At last he came to a hill that rose above the land like the breast of a turkey. A spring burst from the rocks near the base of a great elm tree. It was such a beautiful place that it seemed to be filled with the power of Wah-Kon-Tah. Little One sat down by the base of that elm tree and waited as the sun set. But though he slept, again no sign was given to him.

When he woke the next morning, he was weak with hunger. I must go back home, he thought. He was filled with despair, but his thoughts were of his parents. He had been gone a long time. Even though it was expected that a young man would seek guidance alone in this fashion, Little One knew they would be worried. "If I do not return while I still have the strength to walk," he said, "I will die here and my family may never find my body."

So Little One began to follow the small stream that was fed by the spring. It flowed out of the hills in the direction of his village, and he trusted it to lead him home. He walked and walked until he was not far from his village. But as he walked along that stream, he stumbled and fell among the roots of an old willow tree. Little One clung to the roots of the willow tree. Although he tried to rise, his legs were too weak.

"Grandfather," he said to the willow tree, "It is not possible for me to go on."

Then the ancient willow spoke to him. "Little One," it said, "all the Little Ones always cling to me for support as they walk along the great path of life. See the base of my trunk, which sends forth those roots that hold me firm in the earth. They are the sign of my old age. They are darkened and wrinkled with age, but they are still strong. Their strength comes from relying on the earth.

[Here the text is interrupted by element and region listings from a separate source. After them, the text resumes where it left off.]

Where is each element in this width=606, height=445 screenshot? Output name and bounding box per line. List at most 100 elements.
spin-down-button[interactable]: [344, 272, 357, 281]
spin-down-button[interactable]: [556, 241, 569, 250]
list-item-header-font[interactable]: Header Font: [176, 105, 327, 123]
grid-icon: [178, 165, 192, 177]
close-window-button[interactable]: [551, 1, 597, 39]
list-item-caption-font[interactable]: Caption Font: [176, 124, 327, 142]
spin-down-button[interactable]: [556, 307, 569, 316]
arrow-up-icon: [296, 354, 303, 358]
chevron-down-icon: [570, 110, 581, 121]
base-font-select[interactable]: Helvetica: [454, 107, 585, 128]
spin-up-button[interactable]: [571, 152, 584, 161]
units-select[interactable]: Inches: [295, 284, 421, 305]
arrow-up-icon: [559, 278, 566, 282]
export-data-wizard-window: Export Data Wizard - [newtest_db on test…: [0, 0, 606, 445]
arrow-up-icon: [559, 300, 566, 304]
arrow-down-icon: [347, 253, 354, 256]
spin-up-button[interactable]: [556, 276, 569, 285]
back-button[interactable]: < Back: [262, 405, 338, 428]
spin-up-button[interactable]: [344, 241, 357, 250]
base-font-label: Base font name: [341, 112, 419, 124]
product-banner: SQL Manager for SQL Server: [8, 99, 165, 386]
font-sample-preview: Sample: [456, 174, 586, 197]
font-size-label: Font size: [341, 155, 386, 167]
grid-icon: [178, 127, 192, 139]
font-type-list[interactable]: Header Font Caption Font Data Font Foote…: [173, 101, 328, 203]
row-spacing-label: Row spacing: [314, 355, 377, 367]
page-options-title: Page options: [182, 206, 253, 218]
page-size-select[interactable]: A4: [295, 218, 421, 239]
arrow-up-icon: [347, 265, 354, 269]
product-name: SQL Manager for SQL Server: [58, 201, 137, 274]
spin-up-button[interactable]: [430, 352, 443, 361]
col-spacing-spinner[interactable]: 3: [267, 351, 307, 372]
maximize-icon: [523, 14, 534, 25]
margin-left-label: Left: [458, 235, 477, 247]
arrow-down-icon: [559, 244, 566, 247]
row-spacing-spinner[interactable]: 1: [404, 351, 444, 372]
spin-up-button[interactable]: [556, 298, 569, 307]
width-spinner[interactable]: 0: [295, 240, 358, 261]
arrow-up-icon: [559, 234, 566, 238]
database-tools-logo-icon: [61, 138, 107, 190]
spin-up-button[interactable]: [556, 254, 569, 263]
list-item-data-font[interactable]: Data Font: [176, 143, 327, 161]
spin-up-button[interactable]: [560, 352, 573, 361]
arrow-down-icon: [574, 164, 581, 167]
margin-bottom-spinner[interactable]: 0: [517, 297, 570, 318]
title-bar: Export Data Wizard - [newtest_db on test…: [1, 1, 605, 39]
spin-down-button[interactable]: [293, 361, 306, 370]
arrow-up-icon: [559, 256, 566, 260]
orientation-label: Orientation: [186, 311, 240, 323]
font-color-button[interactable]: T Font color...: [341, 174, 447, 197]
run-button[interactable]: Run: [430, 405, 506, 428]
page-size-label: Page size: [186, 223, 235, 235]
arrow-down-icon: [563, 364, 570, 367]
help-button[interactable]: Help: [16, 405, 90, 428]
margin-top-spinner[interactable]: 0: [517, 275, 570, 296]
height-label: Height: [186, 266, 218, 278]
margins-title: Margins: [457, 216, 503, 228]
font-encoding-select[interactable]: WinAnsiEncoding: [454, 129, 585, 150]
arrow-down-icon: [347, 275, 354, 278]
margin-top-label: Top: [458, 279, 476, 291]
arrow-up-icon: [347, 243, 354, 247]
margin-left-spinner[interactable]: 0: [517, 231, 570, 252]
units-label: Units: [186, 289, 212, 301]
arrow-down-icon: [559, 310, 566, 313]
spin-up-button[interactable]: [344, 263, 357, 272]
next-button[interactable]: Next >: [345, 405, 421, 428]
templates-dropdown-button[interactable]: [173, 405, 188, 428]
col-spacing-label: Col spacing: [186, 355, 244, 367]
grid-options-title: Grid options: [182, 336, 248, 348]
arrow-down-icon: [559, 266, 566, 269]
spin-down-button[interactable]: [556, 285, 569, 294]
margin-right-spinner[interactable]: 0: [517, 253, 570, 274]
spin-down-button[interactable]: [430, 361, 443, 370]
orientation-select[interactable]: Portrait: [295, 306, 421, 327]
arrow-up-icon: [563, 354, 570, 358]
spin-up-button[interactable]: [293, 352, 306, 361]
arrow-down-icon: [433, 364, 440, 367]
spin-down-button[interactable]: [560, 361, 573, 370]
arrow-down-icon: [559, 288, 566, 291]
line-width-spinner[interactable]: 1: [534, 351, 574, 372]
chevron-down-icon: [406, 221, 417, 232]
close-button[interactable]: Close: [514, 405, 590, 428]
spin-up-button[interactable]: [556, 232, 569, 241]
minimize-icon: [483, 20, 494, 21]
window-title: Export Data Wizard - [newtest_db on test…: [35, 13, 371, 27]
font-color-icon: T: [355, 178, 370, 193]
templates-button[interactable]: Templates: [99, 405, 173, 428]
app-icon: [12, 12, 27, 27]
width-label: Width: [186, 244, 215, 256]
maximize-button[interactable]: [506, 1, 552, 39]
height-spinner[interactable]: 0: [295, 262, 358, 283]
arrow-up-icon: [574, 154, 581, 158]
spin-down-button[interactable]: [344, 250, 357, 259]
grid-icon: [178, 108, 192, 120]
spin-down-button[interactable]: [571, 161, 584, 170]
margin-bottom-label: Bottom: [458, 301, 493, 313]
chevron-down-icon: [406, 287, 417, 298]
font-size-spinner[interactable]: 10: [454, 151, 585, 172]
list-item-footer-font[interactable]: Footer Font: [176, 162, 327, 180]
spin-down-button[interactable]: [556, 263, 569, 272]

When the Little Ones use me as a symbol, they will not fail to see old age as they travel along the path of life."

Those words gave strength to Little One's spirit. He stood again and began to walk. Soon his own village was in sight, and as he sat down to rest for a moment in the grass of the prairie, looking at his village, another vision came to him. He saw before him the figure of an old man. The old man was strangely familiar, even though Little One had never seen him before.

"Look upon me," the old man said. "What do you see?"

"I see an old man whose face is wrinkled with age," Little One said.

"Look upon me again," the old man said.

Then Little One looked, and as he looked, the lesson shown him by the willow tree filled his heart. "I see an aged man in sacred clothing," Little One said, "The fluttering down of the eagle adorns his head. I see you, my grandfather. I see an aged man with the stem of the pipe between his lips. I see you, my grandfather. Your are firm and rooted to the earth like the ancient willow. I see you standing among the days that are peaceful and beautiful. I see you, my grandfather. I see you standing as you will stand in your lodge, my grandfather."

The ancient man smiled. Little One had seen truly. "My young brother," the old man said, "your mind is fixed upon the days that are peaceful and beautiful." And then he was gone.

Now Little One's heart was filled with peace, and as he walked into the village, his mind was troubled no longer with those questions about the meaning of life. For he knew that the old man he had seen was himself. The ancient man was Little One as he would be when he became an elder, filled with that great peace and wisdom which would give strength to all of the people.

From that day on, Little One began to spend more time listening to the words his elders spoke, and of all the young men in the village, he was the happiest and the most content.